Battle of Rhagae
Timeline: XI: Serica & Romanum
Part of the First Silk War
Date December 1392- April 1393
Location: City of Shahr-e-Rey, Persia

1st stage: overwhelming Serican victory

2nd stage: Pyrrhic Allied victory; tactical Serican victory


Roman Empire


Islamic Abbasid Caliphate
Flag of Libya

Song Dynasty of Serica

Song flag


Tiberius Servilius


18,000 Roman soldiers with 40,000 reinforcements

20,000 Arab soldiers with 9,000 reinforcements


several cannons and firearms

Casualties and losses

60,000 killed or captured, modern estimates about 35,000

Unknown number of civilians

15,000 killed or captured

The Siege of Rhagae (Latin: Proelium in Rhagae)(simplified Chinese: 赖伊之战; traditional Chinese: 賴伊之戰; Làiyī zhī zhàn)(December 1392- August 1393) was a battle fought between the allied Roman and Arabian forces (known as the Allies) against the Song Serican army during the First Silk War. The battle ended with a decisive, strategic victory for the Allies.


Rhagae (commonly known as Shahr-e-Rey or Rey) was Southwest Asia's largest city during the Middle Ages. Located in an area of fertile lowland between the Zagros Mountains, Elburz Mountains, and the Dasht-e Kavir desert, it commanded vital routes across and around the mountains, making it a key to power over all of Persia and thus a military objective. Within days after hearing news of the war's beginning, 20,000 Abbasid Arab soldiers marched to reinforce the Roman garrison at Rey. Meanwhile, 30,000 Serican troops stationed in the Serican part of Persia were ordered to take Rey by force.

Beginning of the Siege

On December 18th, 1392, the Serican force was sighted by the scouts of the legion I Persia and battle preparations were made.
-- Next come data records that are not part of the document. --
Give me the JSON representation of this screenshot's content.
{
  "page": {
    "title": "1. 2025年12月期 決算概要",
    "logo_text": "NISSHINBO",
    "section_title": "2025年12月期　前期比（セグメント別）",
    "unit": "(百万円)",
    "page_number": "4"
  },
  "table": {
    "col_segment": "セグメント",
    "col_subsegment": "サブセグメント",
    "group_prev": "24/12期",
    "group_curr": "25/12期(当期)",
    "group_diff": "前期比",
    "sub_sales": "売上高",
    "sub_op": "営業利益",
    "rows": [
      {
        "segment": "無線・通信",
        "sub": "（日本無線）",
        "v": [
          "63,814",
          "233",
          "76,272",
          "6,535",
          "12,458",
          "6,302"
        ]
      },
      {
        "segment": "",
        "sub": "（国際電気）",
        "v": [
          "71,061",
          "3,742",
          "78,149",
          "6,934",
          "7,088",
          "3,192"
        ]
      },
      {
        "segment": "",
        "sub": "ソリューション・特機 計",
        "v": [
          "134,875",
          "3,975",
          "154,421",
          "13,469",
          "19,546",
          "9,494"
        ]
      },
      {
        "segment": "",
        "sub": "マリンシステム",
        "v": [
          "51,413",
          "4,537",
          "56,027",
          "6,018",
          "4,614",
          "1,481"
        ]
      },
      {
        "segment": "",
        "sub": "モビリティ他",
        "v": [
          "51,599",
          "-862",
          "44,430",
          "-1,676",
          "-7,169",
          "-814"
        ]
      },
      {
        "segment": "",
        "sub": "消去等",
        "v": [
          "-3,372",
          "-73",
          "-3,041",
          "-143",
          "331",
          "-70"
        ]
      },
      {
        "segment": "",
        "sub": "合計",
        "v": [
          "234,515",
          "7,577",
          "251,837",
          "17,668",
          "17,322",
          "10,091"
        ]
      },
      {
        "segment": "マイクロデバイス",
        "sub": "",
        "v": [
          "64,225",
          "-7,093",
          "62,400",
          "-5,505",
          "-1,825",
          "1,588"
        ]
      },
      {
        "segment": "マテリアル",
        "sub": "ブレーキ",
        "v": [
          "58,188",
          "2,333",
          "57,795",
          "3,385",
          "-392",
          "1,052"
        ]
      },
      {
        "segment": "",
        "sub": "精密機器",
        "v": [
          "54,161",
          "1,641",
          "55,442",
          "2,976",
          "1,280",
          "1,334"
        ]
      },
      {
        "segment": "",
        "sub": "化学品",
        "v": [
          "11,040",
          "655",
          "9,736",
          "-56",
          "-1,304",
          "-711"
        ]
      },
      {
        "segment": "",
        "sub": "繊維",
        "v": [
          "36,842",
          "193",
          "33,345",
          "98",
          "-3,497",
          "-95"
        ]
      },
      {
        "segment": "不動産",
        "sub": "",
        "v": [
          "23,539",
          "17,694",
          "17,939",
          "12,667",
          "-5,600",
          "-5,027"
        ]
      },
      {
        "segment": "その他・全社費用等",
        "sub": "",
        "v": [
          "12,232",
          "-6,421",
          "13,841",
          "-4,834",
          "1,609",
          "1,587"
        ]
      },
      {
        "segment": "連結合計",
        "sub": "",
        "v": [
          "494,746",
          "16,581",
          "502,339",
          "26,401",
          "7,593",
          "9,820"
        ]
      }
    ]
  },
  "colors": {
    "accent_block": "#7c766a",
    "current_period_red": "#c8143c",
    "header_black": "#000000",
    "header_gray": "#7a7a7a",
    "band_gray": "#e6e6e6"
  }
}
Previously, a strong defensive city wall had been made by the Romans when they realized the strategic importance of Rey. By the next evening, the Serican force had arrived at the city gate, demanding the Romans surrender. The Roman general, Tiberius Servilius was unaware of the destructive power of Serican cannons and refused to surrender. When they saw the strong city wall, the Sericans began to bombard Rey heavily with cannons and caused much destruction in the opening stages of the battle, breaching the walls of Shahr-e-Rey. Although among the finest siege weapons in the world at the time, the Allied army's technologically inferior arrows, ballistae, and catapults were no match for the Serican cannons, and were quickly pushed out of Rey in January 1393.

Arrival of the Reinforcements

Realizing Asia Minor would be in danger if Rey was lost, Emperor Manuel II commanded the legions II Persia, III Persia Constantia, and IV Persia to reinforce I Persia. Along with them came 9,000 Arab reinforcements from the Islamic Abbasid Caliphate. The Allied soldiers stormed the Serican camps and cut off their supply routes. Seeing that they were heavily outnumbered, the Sericans left some of their heavy artillery and broke out of the blockade, retreating south.


The Allied army had defeated the Serican army, although with heavy casualties. Senator Tiberius Servilius was criticized and blamed for the severe casualties, but he was later praised for be able to capture the Serican firearms, which introduced the Romans and Arabs to gunpowder warfare, paving the road to modern warfare.

The defeated Sericans marched to Isfahan and regrouped with the Serican garrison there. The Romans and the Arabs followed and engaged the Serican army in the Persian city, which became known as the Battle of Isfahan.